This may sound a little crazy, so bear with me here, but in case you hadn’t heard, the 2012-13 New York Knicks were pretty great on offense.
Finishing third in the league in offensive efficiency, the ‘Bockers tallied 108.6 points per 100 possessions while splashing an NBA-record 891 three-pointers. The Knicks’ efficient — dare I say machine-like? — offense caught fans and analysts by surprise, especially since it was installed by coach Mike Woodson, a man whose historical iso-friendly tendancies rarely have never screamed “offensive mastermind.” In fact, New York’s methodical spread-pick-and-roll offense, Woodson’s successful deployment of two-point-guard back-courts and astute utilization of Carmelo Anthony at the four were at times impossible for opposing defenses to contend with.
Strategy and matchups were not the only reasons why last season’s Knicks found offensive harmony, though. In many ways, it was their attention to taking care of the basketball which fueled their efficient ways. New York led the league in fewest turnovers-per-game (12.0) and turnover percentage (13.1%), according to NBA.com. At the risk of stating the obvious, their lack of turnovers gave the Knicks more possessions, which meant more opportunities to score.
So, just how likely is it that the 2013-14 Knicks will also be able to limit their turnovers?
Though he was nowhere close to Hall of Fame player he once was, the loss of 40-year-old Jason Kidd may be a greater one than most people expect. Despite the extremely poor shooting, Kidd demonstrated his unparalleled instinct for knowing when and where to pass the ball. And yes, Kidd did register a career-low in usage last season, but he still only committed 76 turnovers on the year (just 1.3 per game). In that regard, Kidd’s influence on fellow Knicks was undeniably critical in fostering the team’s turnover-adverse mentality. (The players’ desire to see Woodson run wind-sprints in practice may have a little something to do with it, too.)
Similarly, Woodson’s aforementioned use of two-point-guard lineups also helped New York limit its turnovers. Per NBA.com, when the Knicks paired two point guards in the back-court, they always averaged less turnovers as a team. Raymond Felton and Jason Kidd (11.7), Felton and Pablo Prigioni (11), and Prigioni and Kidd (11) all averaged fewer turnovers than the New York’s team-average of 12-per-game. Woodson is sure to utilize two-point-guard lineups again this season, and capitalizing on those opportunities, depending on matchups, will be critical for a team trying to integrate Andrea Bargnani and salavage whatever is left of Amar’e Stoudemire.

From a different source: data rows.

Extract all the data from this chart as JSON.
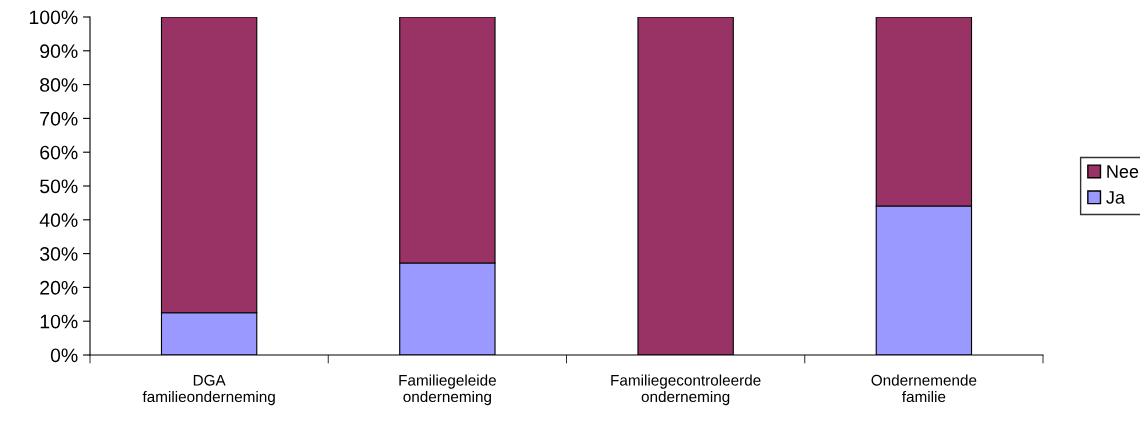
{
  "chart_data": {
    "type": "bar",
    "stacked": true,
    "categories": [
      "DGA\nfamilieonderneming",
      "Familiegeleide\nonderneming",
      "Familiegecontroleerde\nonderneming",
      "Ondernemende\nfamilie"
    ],
    "series": [
      {
        "name": "Ja",
        "color": "#9999ff",
        "values": [
          12.5,
          27.2,
          0,
          44.1
        ]
      },
      {
        "name": "Nee",
        "color": "#993366",
        "values": [
          87.5,
          72.8,
          100,
          55.9
        ]
      }
    ],
    "ylim": [
      0,
      100
    ],
    "yticks": [
      {
        "value": 0,
        "label": "0%"
      },
      {
        "value": 10,
        "label": "10%"
      },
      {
        "value": 20,
        "label": "20%"
      },
      {
        "value": 30,
        "label": "30%"
      },
      {
        "value": 40,
        "label": "40%"
      },
      {
        "value": 50,
        "label": "50%"
      },
      {
        "value": 60,
        "label": "60%"
      },
      {
        "value": 70,
        "label": "70%"
      },
      {
        "value": 80,
        "label": "80%"
      },
      {
        "value": 90,
        "label": "90%"
      },
      {
        "value": 100,
        "label": "100%"
      }
    ],
    "grid": false,
    "legend": "right"
  }
}
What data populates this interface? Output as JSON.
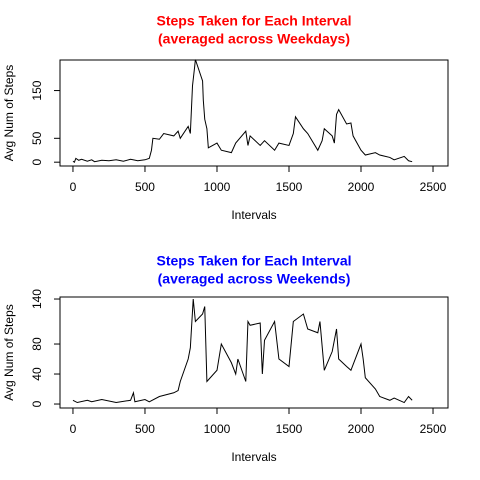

Carmelo Anthony’s position on the court is also likely to impact the Knicks’ turnover rate. As a power forward for most of the year, Anthony totaled only 205 turnovers last season, pretty astounding considering his ball-dominance (35.6% usage rate). His total turnovers were the second lowest of his career, behind only the lockout-truncated 2011-12 campaign. Unfortunately, with the arrivals of the aforementioned Bargnani as well as Metta World Peace, ‘Melo might see less time at power forward.
The turnover-news regarding New York’s offseason moves isn’t all bad, though. Beno Udrih — Kidd’s replacement, ostensibly– has always been smart with the ball despite fluctuations in his usage. As a primary ball-handler with the Sacramento Kings a few years ago, Udrih never averaged more than 2.3 turnovers per game. More recently, as a back-up guard, Udrih’s kept his turnovers even lower at less than 2 turnovers-per-game. (One caveat, however; despite his decreasing minutes/role, Beno’s turnover percentages have actually gone up of late.) Even the oft-maligned Bargnani, a fairly high-usage player in his own right, has not registered a turnover percentage greater than 11.2% in the last five years. The artist formerly known as Ron Artest hasn’t been a high-usage player in manyyears, and he certanly doesn’t figure to be one with the Knicks, but nonetheless his turnover percentage has seldom creaked 12% in the last nine years.
Interestingly, turnovers also played a key role for the Knicks’ defense last season as the team ranked fifth in opponent turnover-rate. New York seized upon the opposition’s carelessness, too, comverting almost 18 points-per-game, good enough for the eighth best in the league in that category. Conversely — and predictably – the Knicks allowed the fewest points off turnovers in the league, surrendering just 13.5 points-per-game.
The Knicks figure to be a very good offensive team again in 2013-14, and if you’re optimistic about their offseason acquisitions and the health of Stoudemire, they might even enter elite territory again. Ultimately, if they are to make any noise, though, they had better continue to be efficient on offense, especially given their liabilities on defense (18th in defensive efficiency last season) and rebounding. Turnovers — or the lack thereof, actually — must continue to play a dual role, both allowing New York to achieve its offensive potential, and minimizing their opposition’s opportunities to score.
When you marvel at the Knicks’ potency from three-point range this season — they were historically great from downtown last year – just keep in mind that those chances wouldn’t be there nearly as often without first taking care of the ball. If New York cares for the rock as well as they did last season, everything might work out just fine.